Insgesamt kannten nur acht Menschen die Namen der Stars hinter den Masken. Selbst der Regisseur wusste nicht, welchen Star er da gerade in Nahaufnahme zeigte

Kurz nach dem Ende von „TV total“ wurde aus dem ProSieben-Unterhaltungschef Daniel der ProSieben-Chef Daniel Rosemann. Und der Mann, der einst die erste Staffel „The Voice of Germany“ als Redakteur verantwortete, stand vor einer Herkulesaufgabe: Wie ersetzt man den Mann, über den ganz TV-Twitter schrieb: „Das ist der Babo von ProSieben.“

Im Sommer 2019 hat Twitter diese Frage lange vergessen. Twitter ist im Rätselfieber: Wer ist das Monsterchen? Wer bewegt sich so grazil wie ein Grashüpfer? Und welcher Astronaut singt so galaktisch „What A Wonderful World“? Das Finale von „The Masked Singer“ setzt Zeichen.
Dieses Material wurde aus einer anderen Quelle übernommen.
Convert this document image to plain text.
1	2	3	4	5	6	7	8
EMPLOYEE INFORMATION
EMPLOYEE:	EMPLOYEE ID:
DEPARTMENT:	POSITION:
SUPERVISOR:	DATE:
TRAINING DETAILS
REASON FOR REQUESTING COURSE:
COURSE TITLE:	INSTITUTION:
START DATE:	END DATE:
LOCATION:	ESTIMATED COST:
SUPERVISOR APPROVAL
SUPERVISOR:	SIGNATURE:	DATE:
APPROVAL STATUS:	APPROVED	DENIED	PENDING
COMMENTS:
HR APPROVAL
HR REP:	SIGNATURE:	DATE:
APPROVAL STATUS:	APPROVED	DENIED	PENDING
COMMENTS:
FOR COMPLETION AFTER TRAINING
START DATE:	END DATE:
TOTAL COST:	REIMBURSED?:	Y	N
Noch nie gab es in Deutschland mehr Tweets an einem Abend zu einer TV-Show. In dem Moment, in dem Astronaut Max Mutzke seine Maske abnahm, fieberten so viele Menschen mit wie bei einem Elfmeterschießen in der Champions-League. 54 Prozent Marktanteil (14 - 49 Jahre), das TV-Lagerfeuer lodert und vereint die Nation vor dem Bildschirm: Daniel Rosemann sitzt indes dort, wo er sich beruflich am wohlsten fühlt: In der Regie, dem Maschinenraum des Fernsehens.

Mit seinem ProSieben-Team hat er um die Rechte an „The Masked Singer“ mit einer Intensität gekämpft, die weder der Sender noch er jemals zuvor investiert haben: „Wir waren uns sehr sicher, dass ‚The Masked Singer’ ein großer Hit wird“, sagt Daniel Rosemann. „Aber ich muss zugeben: Mit dieser Dimension haben wir nicht gerechnet. Aber das Programm steht für unsere Strategie: Wir bauen den Anteil an Programmen, die wir in Deutschland für Deutschland produzieren, aus.“

54 %
Mit der von Raab handsignierten Anmod-Pappe im Rücken arbeitet sich es wie von alleine. Ein Marktanteil von 54 Prozent im Moment der Enthüllung Max Mutzkes sorgt im Meeting zusätzlich für lächelnde Gesichter.

Was war für ihn die größte Herausforderung an diesem Programm? „Das Schweigen.“ Das Schweigen? „Ja. Normalerweise spreche ich mit vielen Kollegen über Feinheiten und Zusammenhänge eines Programms. Hier ging das nicht so gut.“ Warum? „Insgesamt kannten nur acht Menschen die Namen der Stars hinter den Masken. Selbst der Regisseur wusste nicht, welchen Star er da gerade in Nahaufnahme zeigte. Das war wichtig. Wenn das ganze Team mit rät, kann man die Show am besten aus der Perspektive der Rätselnden erzählen.“

Mit „The Masked Singer“ verdiente sich Rosemann international großen Respekt. ProSieben war weltweit der erste Sender, der „The Masked Singer“ live ausgestrahlt hat. „Große Shows sorgen live für das besondere Prickeln. Bei den Machern. Und noch wichtiger beim Zuschauer. Dieses Gefühl ist durch nichts zu ersetzen“, sagt Rosemann. Seine Augen strahlen, wenn er über „The Masked Singer“ spricht. „In den USA haben sie gesagt, wir seien verrückt, weil wir es live machen.“ Seinem Team hat er gesagt: „Wir sind ProSieben. Wir müssen es live machen.“

Angemerkt: Der Tag, an dem das „The Masked Singer“ -Finale lief, bescherte ProSieben den besten Tages-Marktanteil seit 20 Jahren. Dank eines Teams voller Leidenschaft. Und dank Daniel Rosemann, dem Mann hinter den Masken.